Moving-head Disk Machanism Discuss
Disk Access • The disk spins at a high speed – somewhere between 60 and 200 revolutions per second. • A disk read consists of three components1. Seek time – this is the movement of the arm to the correct cylinder • 2. Head select - negligible • 3. Rotational delay (latency) – generally, half the speed of rotation – until the desired sector / block moves under the read/write head. • 4. Data transfer time (copying the data from the disk into the I/O controller unit. • Oftentimes, head select is not counted, because it is done electronically. But the head must be selected so that it is decided which head is going to read which surface!
Disk Head Crashes • The read/write heads float over a surface. • But one can experience a headcrash results from disk head making contact with the disk surface • This can happen if power is abruptly pulled, although more modern devices store some power so that they can gracefully degrade… • Some disks are removable that this allows other disks (disk packs) to be mounted on the same disk drive. • Some are ‘permanent’ disks in an organization. • These are generally faster and have more capacity and are not application-dependent. • Floppy Disks – inexpensive, removable magnetic disks where the head sits directly on the disk surface. • Floppies rotate much more slowly and have much less capacity than hard disks.
More on Disk • Drive attached to computer via I/O bus • Buses are the vehicle that support data transfer and are driven by special processes called I/O Disk Controllers. • A Host controller is located at the computer end of the bus. • The host controller uses the bus to talk to disk controllerbuilt into drive or storage array • The computer places a command into the host controller, typically using memory-mapped I/O ports, which then sends the command via messages to the disk controller. • The disk controller operates the disk drive hardware to carry out the command. • Disk controllers usually have a built in cache to support • data transfer from the cache to the disk surface and • data transfer from the cache to the host – • depending on whether we are reading or writing.
Last Look • One more bit of very interesting data: relative speeds of the disk in performing a read / write: • Seek time – nominally 20 msec • Rotational delay (latency) 8 msec • Data transfer 0.2 seconds. • Overall access: 28.2 msec. • Easy to see the emphasis on reducing seek time when allocating disk space! • This is why many allocation schemes allocate in what is called “cylinder mode,” so that successive surfaces lie in the same cylinder thus negating the need to do a seek – substituting only a head select in its place!!

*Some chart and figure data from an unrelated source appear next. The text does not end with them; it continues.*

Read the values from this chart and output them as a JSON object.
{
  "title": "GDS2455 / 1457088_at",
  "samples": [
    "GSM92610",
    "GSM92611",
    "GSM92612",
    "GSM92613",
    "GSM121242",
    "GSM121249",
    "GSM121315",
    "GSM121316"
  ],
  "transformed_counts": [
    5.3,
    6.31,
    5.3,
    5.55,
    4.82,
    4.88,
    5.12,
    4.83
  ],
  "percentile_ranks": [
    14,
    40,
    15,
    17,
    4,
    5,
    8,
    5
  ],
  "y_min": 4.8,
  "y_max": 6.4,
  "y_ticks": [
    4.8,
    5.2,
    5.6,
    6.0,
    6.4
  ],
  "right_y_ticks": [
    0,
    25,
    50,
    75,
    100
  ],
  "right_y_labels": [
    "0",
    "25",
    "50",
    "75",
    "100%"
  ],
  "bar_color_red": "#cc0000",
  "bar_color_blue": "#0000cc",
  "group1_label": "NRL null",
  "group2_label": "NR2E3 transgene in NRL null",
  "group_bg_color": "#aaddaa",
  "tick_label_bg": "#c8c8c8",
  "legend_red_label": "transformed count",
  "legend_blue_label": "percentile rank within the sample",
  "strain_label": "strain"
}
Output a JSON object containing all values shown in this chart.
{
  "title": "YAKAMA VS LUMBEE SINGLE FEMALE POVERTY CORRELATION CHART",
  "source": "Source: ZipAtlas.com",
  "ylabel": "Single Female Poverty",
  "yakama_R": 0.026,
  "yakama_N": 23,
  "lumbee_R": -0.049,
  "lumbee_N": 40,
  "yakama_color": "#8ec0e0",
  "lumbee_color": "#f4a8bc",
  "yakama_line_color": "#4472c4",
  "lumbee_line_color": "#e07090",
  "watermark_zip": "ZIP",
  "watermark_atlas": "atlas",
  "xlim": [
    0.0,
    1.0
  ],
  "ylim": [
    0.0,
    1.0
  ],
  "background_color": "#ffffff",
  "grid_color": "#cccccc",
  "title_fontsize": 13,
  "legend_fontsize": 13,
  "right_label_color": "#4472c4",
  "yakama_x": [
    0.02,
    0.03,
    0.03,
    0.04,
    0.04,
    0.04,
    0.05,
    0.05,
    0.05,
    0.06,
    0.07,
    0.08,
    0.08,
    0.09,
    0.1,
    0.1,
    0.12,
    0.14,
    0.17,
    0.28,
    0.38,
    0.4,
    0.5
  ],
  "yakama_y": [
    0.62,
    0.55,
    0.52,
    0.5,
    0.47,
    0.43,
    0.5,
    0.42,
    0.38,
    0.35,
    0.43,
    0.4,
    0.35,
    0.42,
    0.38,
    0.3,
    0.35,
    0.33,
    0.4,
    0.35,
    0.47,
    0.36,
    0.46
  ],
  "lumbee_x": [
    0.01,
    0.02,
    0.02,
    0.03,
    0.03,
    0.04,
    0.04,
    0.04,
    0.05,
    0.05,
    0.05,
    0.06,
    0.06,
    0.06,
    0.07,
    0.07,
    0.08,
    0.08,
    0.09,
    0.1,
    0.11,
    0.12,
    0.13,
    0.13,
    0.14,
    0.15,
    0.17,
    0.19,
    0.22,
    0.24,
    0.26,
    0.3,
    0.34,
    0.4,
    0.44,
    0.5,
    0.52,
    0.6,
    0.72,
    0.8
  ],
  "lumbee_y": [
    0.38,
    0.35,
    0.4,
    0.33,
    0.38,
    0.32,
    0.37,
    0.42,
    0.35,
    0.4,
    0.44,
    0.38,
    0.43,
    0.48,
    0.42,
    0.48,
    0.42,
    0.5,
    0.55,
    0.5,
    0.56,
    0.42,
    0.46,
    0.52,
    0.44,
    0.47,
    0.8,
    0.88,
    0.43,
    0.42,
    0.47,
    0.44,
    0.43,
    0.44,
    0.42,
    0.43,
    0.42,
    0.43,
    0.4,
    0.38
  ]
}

Overview of Mass Storage Structure (Cont.) • Magnetic tape • Was early secondary-storage medium • Relatively permanent and holds large quantities of data • Access time slow, but again, can store huge quantities of data. • Random access ~1000 times slower than disk • Mainly used for backup, storage of infrequently-used data, transfer medium between systems • Please note that in years past, these constituted a primary storage medium for files – as long as they were sequential!! • Kept in spool and wound or rewound past read-write head • Once data under head, transfer rates comparable to disk • 20-200GB typical storage
Well… • This is about all the time we have for this course! • Take care, and I hope you have learned a lot. • It was my pleasure to work with you!